I am running a small inotify script that sets up a watch on a file. Each time that file is edited and saved, the script notices that a DELETE_SELF event is triggered. Is that normal and if it is why? Shouldn't the inotify subsystem notice that the file still exists?
+1
A:
It depends on what the application that is editing the file is doing with it. In this case, it sounds like the behavior of your editor when it saves a file is to delete the old file and write the new contents as a new file with the same name. From the perspective of inotify, this is exactly what happens, so it fires a deletion event and then a creation event. Inotify cannot know that the file that was deleted and the file that was created in its place are logically related.
Tyler McHenry
2010-05-02 21:04:41
I've tried with vim, gedit and kate - all of them have the same behaviour.

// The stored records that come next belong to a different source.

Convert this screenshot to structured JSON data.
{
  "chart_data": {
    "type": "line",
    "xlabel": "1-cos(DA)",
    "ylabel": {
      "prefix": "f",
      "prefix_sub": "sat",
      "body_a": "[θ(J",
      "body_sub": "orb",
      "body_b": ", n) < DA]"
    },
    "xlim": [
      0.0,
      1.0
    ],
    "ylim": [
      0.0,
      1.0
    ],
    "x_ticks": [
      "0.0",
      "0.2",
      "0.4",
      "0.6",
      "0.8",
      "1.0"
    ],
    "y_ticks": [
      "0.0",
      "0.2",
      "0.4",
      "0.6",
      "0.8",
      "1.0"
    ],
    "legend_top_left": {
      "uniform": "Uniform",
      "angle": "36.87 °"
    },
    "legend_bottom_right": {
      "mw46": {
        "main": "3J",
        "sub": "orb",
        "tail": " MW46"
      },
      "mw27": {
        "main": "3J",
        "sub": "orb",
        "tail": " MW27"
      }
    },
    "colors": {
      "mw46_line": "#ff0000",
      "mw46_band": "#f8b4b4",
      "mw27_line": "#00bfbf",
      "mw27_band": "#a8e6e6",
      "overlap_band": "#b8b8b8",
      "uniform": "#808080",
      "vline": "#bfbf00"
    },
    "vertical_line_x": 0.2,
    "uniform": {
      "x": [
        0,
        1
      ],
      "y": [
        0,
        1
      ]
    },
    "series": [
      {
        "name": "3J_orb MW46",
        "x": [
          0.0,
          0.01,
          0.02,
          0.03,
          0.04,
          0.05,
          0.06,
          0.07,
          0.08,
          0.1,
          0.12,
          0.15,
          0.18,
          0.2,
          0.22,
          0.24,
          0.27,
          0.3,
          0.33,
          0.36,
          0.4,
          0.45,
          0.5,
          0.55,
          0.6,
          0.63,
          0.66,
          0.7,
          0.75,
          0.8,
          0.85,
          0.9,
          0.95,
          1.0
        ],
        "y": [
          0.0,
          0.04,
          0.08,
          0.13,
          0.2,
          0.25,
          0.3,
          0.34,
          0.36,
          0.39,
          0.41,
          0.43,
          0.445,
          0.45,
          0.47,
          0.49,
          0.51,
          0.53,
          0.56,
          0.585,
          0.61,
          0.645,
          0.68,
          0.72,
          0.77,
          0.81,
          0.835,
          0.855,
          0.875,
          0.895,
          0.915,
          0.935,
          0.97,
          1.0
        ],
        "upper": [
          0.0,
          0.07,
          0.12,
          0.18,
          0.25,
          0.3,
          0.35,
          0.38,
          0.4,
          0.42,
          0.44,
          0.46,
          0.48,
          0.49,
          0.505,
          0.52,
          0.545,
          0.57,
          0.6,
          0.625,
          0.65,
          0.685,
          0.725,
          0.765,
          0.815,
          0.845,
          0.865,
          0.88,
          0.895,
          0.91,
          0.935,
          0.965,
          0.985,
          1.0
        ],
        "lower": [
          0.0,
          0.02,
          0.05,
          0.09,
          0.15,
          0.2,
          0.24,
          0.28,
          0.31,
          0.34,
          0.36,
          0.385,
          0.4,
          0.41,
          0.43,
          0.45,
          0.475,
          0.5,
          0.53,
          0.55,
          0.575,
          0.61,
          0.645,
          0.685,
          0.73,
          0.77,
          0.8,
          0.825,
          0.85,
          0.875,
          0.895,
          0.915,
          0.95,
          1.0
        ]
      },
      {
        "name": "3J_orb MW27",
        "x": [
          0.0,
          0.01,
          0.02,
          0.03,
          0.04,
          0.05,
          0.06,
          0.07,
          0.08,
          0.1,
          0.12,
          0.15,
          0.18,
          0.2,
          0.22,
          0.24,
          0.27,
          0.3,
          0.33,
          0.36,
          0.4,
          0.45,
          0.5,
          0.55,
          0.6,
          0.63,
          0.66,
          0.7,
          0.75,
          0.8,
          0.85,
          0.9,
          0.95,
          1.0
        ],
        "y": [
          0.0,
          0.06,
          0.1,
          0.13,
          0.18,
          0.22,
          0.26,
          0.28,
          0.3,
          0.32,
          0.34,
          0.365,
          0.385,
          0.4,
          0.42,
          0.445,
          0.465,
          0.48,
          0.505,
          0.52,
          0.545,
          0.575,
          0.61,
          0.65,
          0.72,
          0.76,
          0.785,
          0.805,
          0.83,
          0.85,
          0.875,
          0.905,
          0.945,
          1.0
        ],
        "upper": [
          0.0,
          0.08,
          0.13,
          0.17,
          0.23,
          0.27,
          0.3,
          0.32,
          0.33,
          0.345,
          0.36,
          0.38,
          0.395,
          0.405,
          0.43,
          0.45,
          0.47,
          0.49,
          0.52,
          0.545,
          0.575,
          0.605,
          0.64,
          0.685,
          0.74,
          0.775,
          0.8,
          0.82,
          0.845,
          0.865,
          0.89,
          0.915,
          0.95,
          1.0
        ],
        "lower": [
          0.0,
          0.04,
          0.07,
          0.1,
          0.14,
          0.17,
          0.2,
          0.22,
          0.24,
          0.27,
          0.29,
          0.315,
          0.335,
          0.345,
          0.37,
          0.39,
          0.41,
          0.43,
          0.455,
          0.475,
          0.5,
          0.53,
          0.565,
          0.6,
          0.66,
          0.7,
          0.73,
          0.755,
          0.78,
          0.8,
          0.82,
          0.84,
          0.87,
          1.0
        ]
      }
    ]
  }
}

You're explanation definitely makes sense, but I am wondering why is implemented this way?
hyperboreean
2010-05-02 21:07:10
How it normally works is this: You have a file named `moo.txt` that you're editing. When you save, your editor writes the file to `moo.txt.blah`, then unlinks `moo.txt` then renames `moo.txt.blah` to `moo.txt`.
Kitsune
2010-05-02 21:16:41
Actually, it normally doesn't do the `unlink()` part of that - the `rename('moo.txt.blah', 'moo.txt')` will atomically unlink-and-replace `moo.txt`. This is *why* editors do it this way - because the operation is atomic, if your editor or system crashes, then you're guaranteed to either see the old file or the new one - not a half-written hybrid.